#  > Geral >  > Certificação >  >  Qual o jeito mais barato para aprender linux rapidamente?

## almirf

Amigos

Nao tenho grana para pagar um curso caro e preciso aprender linux rapidamente?
antes da certificacao o mais rapido é aprender e acho o guia foco muito grande e completo

Este intensivao da cti-br compensa?
Calendário de cursos 2011

o que vcs recomendam ?

vi o do uira ribeiro e tb parece muito complexo, o que vcs acham?
http://www.certificacaolinux.com.br/treinamento.htm

Grato
Almir

----------


## AndrioPJ

baixa uma Distro
exclua o windows e instala a Distro que voce baixou no seu pc
nunca mais uso Windows, garanto que ficara fera no linux.

----------


## almirf

mas eu sozinho vou demorar muito

no trabalho eu ja uso linux

vcrecomenda cent os ou linux ?




> baixa uma Distro
> exclua o windows e instala a Distro que voce baixou no seu pc
> nunca mais uso Windows, garanto que ficara fera no linux.

----------


## AndrioPJ

> mas eu sozinho vou demorar muito
> 
> no trabalho eu ja uso linux
> 
> vcrecomenda cent os ou linux ?


tem certeza que voce ja trabalha com linux?
centos é linux
assim como ubuntu, fedora e varios outros.

----------


## almirf

sim tenho certeza, cent os é redhat, eu so quero saber qual a distribuicao que é mais utilizada pelas empresas. pq a gente aprende debian, mas as empresas usam redhat!!!
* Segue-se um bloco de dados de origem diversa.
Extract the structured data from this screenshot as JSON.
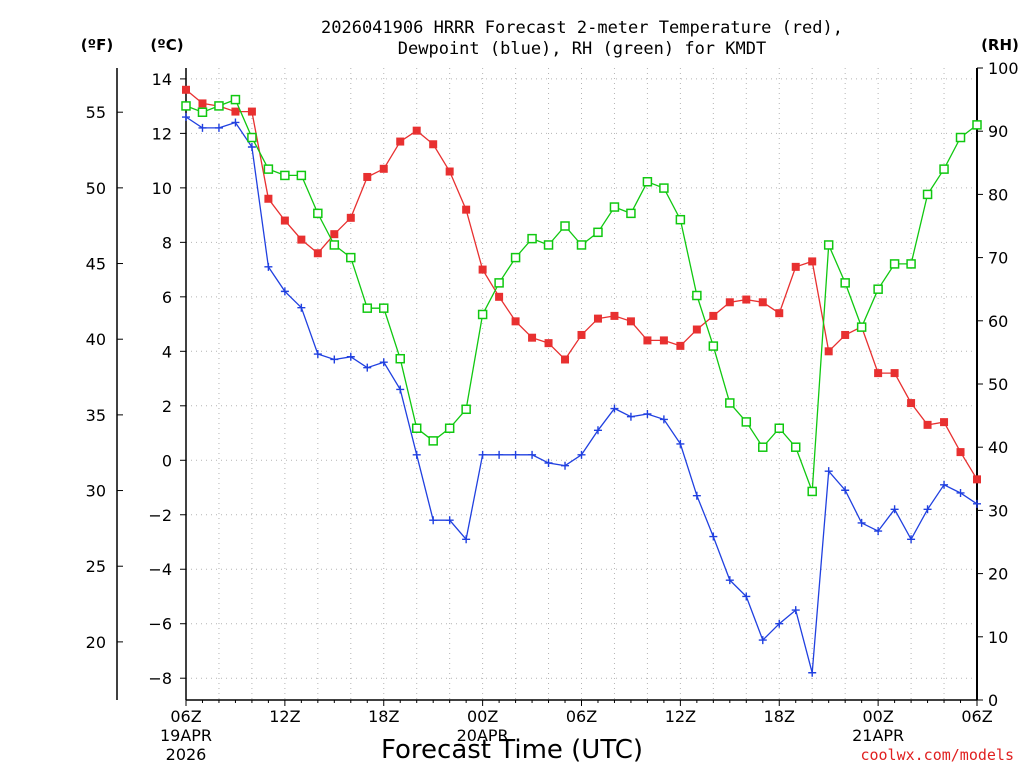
{
  "header": {
    "title_line1": "2026041906 HRRR Forecast 2-meter Temperature (red),",
    "title_line2": "Dewpoint (blue), RH (green) for KMDT"
  },
  "axes": {
    "left_outer_unit": "(ºF)",
    "left_inner_unit": "(ºC)",
    "right_unit": "(RH)",
    "xlabel": "Forecast Time (UTC)"
  },
  "credit": "coolwx.com/models",
  "colors": {
    "temperature": "#e83030",
    "dewpoint": "#2040e0",
    "rh": "#10c810",
    "grid": "#b4b4b4",
    "credit": "#e02020"
  },
  "chart_data": {
    "type": "line",
    "title": "2026041906 HRRR Forecast 2-meter Temperature (red), Dewpoint (blue), RH (green) for KMDT",
    "xlabel": "Forecast Time (UTC)",
    "x_hours": [
      0,
      1,
      2,
      3,
      4,
      5,
      6,
      7,
      8,
      9,
      10,
      11,
      12,
      13,
      14,
      15,
      16,
      17,
      18,
      19,
      20,
      21,
      22,
      23,
      24,
      25,
      26,
      27,
      28,
      29,
      30,
      31,
      32,
      33,
      34,
      35,
      36,
      37,
      38,
      39,
      40,
      41,
      42,
      43,
      44,
      45,
      46,
      47,
      48
    ],
    "x_ticks": [
      {
        "label": "06Z",
        "sub1": "19APR",
        "sub2": "2026"
      },
      {
        "label": "12Z",
        "sub1": "",
        "sub2": ""
      },
      {
        "label": "18Z",
        "sub1": "",
        "sub2": ""
      },
      {
        "label": "00Z",
        "sub1": "20APR",
        "sub2": ""
      },
      {
        "label": "06Z",
        "sub1": "",
        "sub2": ""
      },
      {
        "label": "12Z",
        "sub1": "",
        "sub2": ""
      },
      {
        "label": "18Z",
        "sub1": "",
        "sub2": ""
      },
      {
        "label": "00Z",
        "sub1": "21APR",
        "sub2": ""
      },
      {
        "label": "06Z",
        "sub1": "",
        "sub2": ""
      }
    ],
    "x_tick_hours": [
      0,
      6,
      12,
      18,
      24,
      30,
      36,
      42,
      48
    ],
    "celsius_axis": {
      "label": "(ºC)",
      "ticks": [
        14,
        12,
        10,
        8,
        6,
        4,
        2,
        0,
        -2,
        -4,
        -6,
        -8
      ],
      "ylim": [
        -8.8,
        14.4
      ]
    },
    "fahrenheit_axis": {
      "label": "(ºF)",
      "ticks": [
        55,
        50,
        45,
        40,
        35,
        30,
        25,
        20
      ]
    },
    "rh_axis": {
      "label": "(RH)",
      "ticks": [
        100,
        90,
        80,
        70,
        60,
        50,
        40,
        30,
        20,
        10,
        0
      ],
      "ylim": [
        0,
        100
      ]
    },
    "grid": true,
    "series": [
      {
        "name": "Temperature",
        "axis": "celsius",
        "marker": "filled-square",
        "values": [
          13.6,
          13.1,
          13.0,
          12.8,
          12.8,
          9.6,
          8.8,
          8.1,
          7.6,
          8.3,
          8.9,
          10.4,
          10.7,
          11.7,
          12.1,
          11.6,
          10.6,
          9.2,
          7.0,
          6.0,
          5.1,
          4.5,
          4.3,
          3.7,
          4.6,
          5.2,
          5.3,
          5.1,
          4.4,
          4.4,
          4.2,
          4.8,
          5.3,
          5.8,
          5.9,
          5.8,
          5.4,
          7.1,
          7.3,
          4.0,
          4.6,
          4.9,
          3.2,
          3.2,
          2.1,
          1.3,
          1.4,
          0.3,
          -0.7
        ]
      },
      {
        "name": "Dewpoint",
        "axis": "celsius",
        "marker": "plus",
        "values": [
          12.6,
          12.2,
          12.2,
          12.4,
          11.5,
          7.1,
          6.2,
          5.6,
          3.9,
          3.7,
          3.8,
          3.4,
          3.6,
          2.6,
          0.2,
          -2.2,
          -2.2,
          -2.9,
          0.2,
          0.2,
          0.2,
          0.2,
          -0.1,
          -0.2,
          0.2,
          1.1,
          1.9,
          1.6,
          1.7,
          1.5,
          0.6,
          -1.3,
          -2.8,
          -4.4,
          -5.0,
          -6.6,
          -6.0,
          -5.5,
          -7.8,
          -0.4,
          -1.1,
          -2.3,
          -2.6,
          -1.8,
          -2.9,
          -1.8,
          -0.9,
          -1.2,
          -1.6
        ]
      },
      {
        "name": "RH",
        "axis": "rh",
        "marker": "open-square",
        "values": [
          94,
          93,
          94,
          95,
          89,
          84,
          83,
          83,
          77,
          72,
          70,
          62,
          62,
          54,
          43,
          41,
          43,
          46,
          61,
          66,
          70,
          73,
          72,
          75,
          72,
          74,
          78,
          77,
          82,
          81,
          76,
          64,
          56,
          47,
          44,
          40,
          43,
          40,
          33,
          72,
          66,
          59,
          65,
          69,
          69,
          80,
          84,
          89,
          91
        ]
      }
    ]
  }
}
eu quero mesmo é um intensivao bom,

----------


## AndrioPJ

> sim tenho certeza, cent os é redhat


nao deixa de ser linux!

----------


## almirf

eu sei disso! quem disse que nao é ?
o que eu to perguntando nao é isso

----------


## AndrioPJ

> no trabalho eu ja uso linux
> 
> vcrecomenda cent os ou linux ?


Voce mesmo disse isso...
centos é linux.

a melhor forma de aprender linux é esquecer o windows
Distro? nao importa
baixe uma e se especialize nela.
no mais, as outras distros serao bem parecidas, mudando apenas alguns comandos.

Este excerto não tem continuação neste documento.